Re: SSD + RAID - Mailing list pgsql-performance

From Laszlo Nagy
Subject Re: SSD + RAID
Date
Msg-id 4AFF9A18.80702@shopzeus.com
Whole thread Raw
In response to Re: SSD + RAID  (Craig Ringer <craig@postnewspapers.com.au>)
Responses Re: SSD + RAID  (Craig Ringer <craig@postnewspapers.com.au>)
List pgsql-performance
> A change has been written to the WAL and fsync()'d, so Pg knows it's hit
> disk. It can now safely apply the change to the tables themselves, and
> does so, calling fsync() to tell the drive containing the tables to
> commit those changes to disk.
>
> The drive lies, returning success for the fsync when it's just cached
> the data in volatile memory. Pg carries on, shortly deleting the WAL
> archive the changes were recorded in or recycling it and overwriting it
> with new change data. The SSD is still merrily buffering data to write
> cache, and hasn't got around to writing your particular change yet.
>
All right. I believe you. In the current Pg implementation, I need to
turn of disk cache.

But.... I would like to ask some theoretical questions. It is just an
idea from me, and probably I'm wrong.
Here is a scenario:

#1. user wants to change something, resulting in a write_to_disk(data) call
#2. data is written into the WAL and fsync()-ed
#3. at this point the write_to_disk(data) call CAN RETURN, the user can
continue his work (the WAL is already written, changes cannot be lost)
#4. Pg can continue writting data onto the disk, and fsync() it.
#5. Then WAL archive data can be deleted.

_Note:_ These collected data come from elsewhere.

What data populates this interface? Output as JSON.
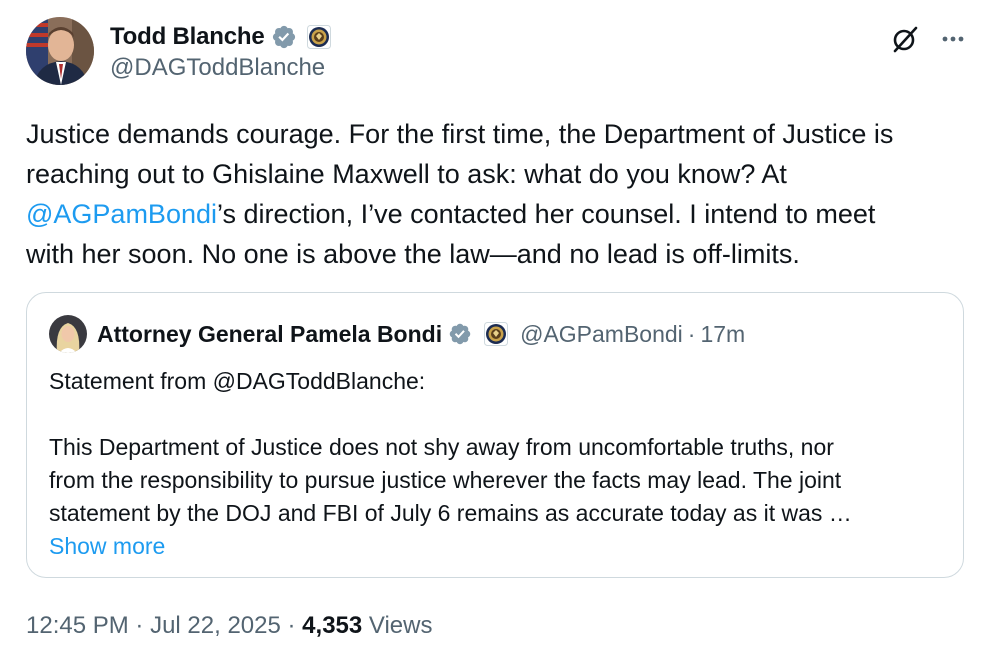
{
  "author": {
    "name": "Todd Blanche",
    "handle": "@DAGToddBlanche"
  },
  "tweet": {
    "text_line1": "Justice demands courage. For the first time, the Department of Justice is",
    "text_line2": "reaching out to Ghislaine Maxwell to ask: what do you know? At",
    "mention": "@AGPamBondi",
    "text_line3_rest": "’s direction, I’ve contacted her counsel. I intend to meet",
    "text_line4": "with her soon. No one is above the law—and no lead is off-limits."
  },
  "quote": {
    "name": "Attorney General Pamela Bondi",
    "handle": "@AGPamBondi",
    "separator": "·",
    "time": "17m",
    "line1": "Statement from @DAGToddBlanche:",
    "line2": "This Department of Justice does not shy away from uncomfortable truths, nor",
    "line3": "from the responsibility to pursue justice wherever the facts may lead.  The joint",
    "line4": "statement by the DOJ and FBI of July 6 remains as accurate today as it was …",
    "show_more": "Show more"
  },
  "meta": {
    "time": "12:45 PM",
    "sep1": " · ",
    "date": "Jul 22, 2025",
    "sep2": " · ",
    "views_count": "4,353",
    "views_label": " Views"
  },
  "colors": {
    "accent": "#1d9bf0",
    "secondary_text": "#536471",
    "primary_text": "#0f1419",
    "border": "#cfd9de",
    "verified_badge": "#829aab"
  },
  "icons": {
    "verified": "verified-badge-icon",
    "seal": "doj-seal-icon",
    "grok": "grok-icon",
    "more": "more-options-icon"
  }
}
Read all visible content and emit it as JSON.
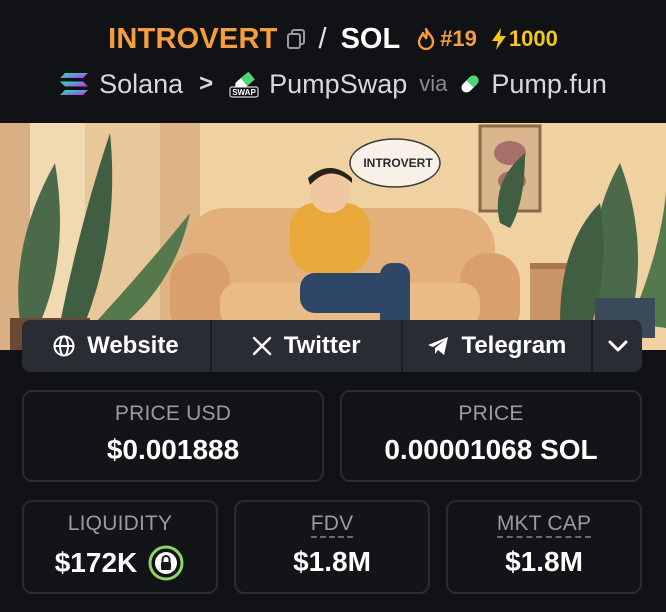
{
  "pair": {
    "base": "INTROVERT",
    "slash": "/",
    "quote": "SOL",
    "rank": "#19",
    "boosts": "1000"
  },
  "path": {
    "chain": "Solana",
    "dex": "PumpSwap",
    "via": "via",
    "launchpad": "Pump.fun"
  },
  "banner": {
    "speech_text": "INTROVERT"
  },
  "links": {
    "website": "Website",
    "twitter": "Twitter",
    "telegram": "Telegram"
  },
  "stats": {
    "price_usd_label": "PRICE USD",
    "price_usd": "$0.001888",
    "price_label": "PRICE",
    "price": "0.00001068 SOL",
    "liquidity_label": "LIQUIDITY",
    "liquidity": "$172K",
    "fdv_label": "FDV",
    "fdv": "$1.8M",
    "mktcap_label": "MKT CAP",
    "mktcap": "$1.8M"
  },
  "colors": {
    "background": "#111216",
    "accent_orange": "#f59e3c",
    "accent_yellow": "#f5c518",
    "card_border": "#2a2c33",
    "liquidity_lock": "#8cd46a"
  }
}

Now maybe I'm wrong, but between #3 and #5, the data to be written is
kept in memory. This is basically a write cache, implemented in OS
memory. We could really handle it like a write cache. E.g. everything
would remain the same, except that we add some latency. We can wait some
time after the last modification of a given block, and then write it out.

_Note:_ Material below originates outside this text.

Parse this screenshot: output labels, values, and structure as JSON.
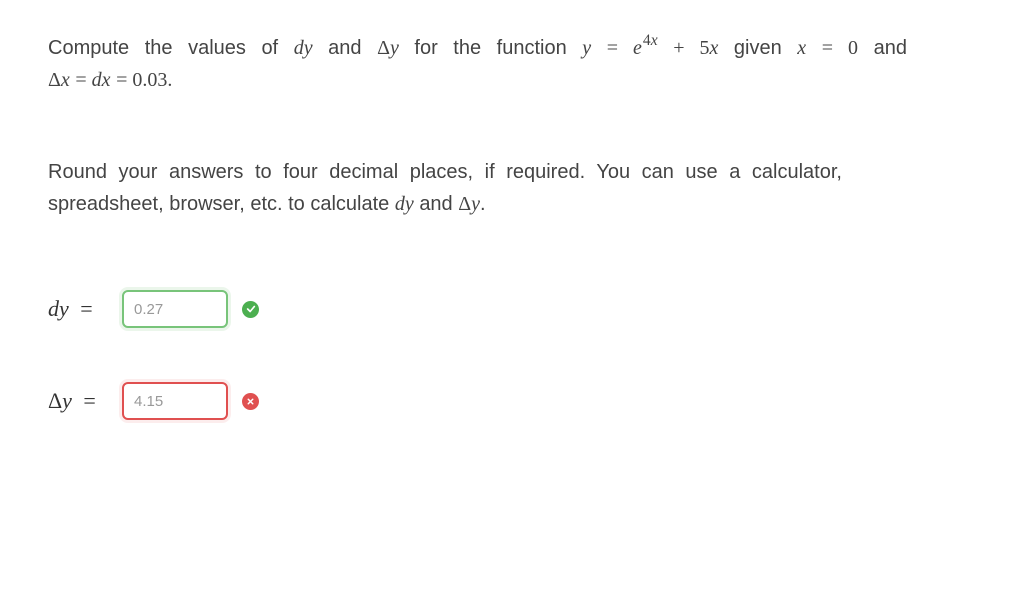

Is it possible to do? If so, then can we can turn off write cache for
all drives, except the one holding the WAL. And still write speed would
remain the same. I don't think that any SSD drive has more than some
megabytes of write cache. The same amount of write cache could easily be
implemented in OS memory, and then Pg would always know what hit the disk.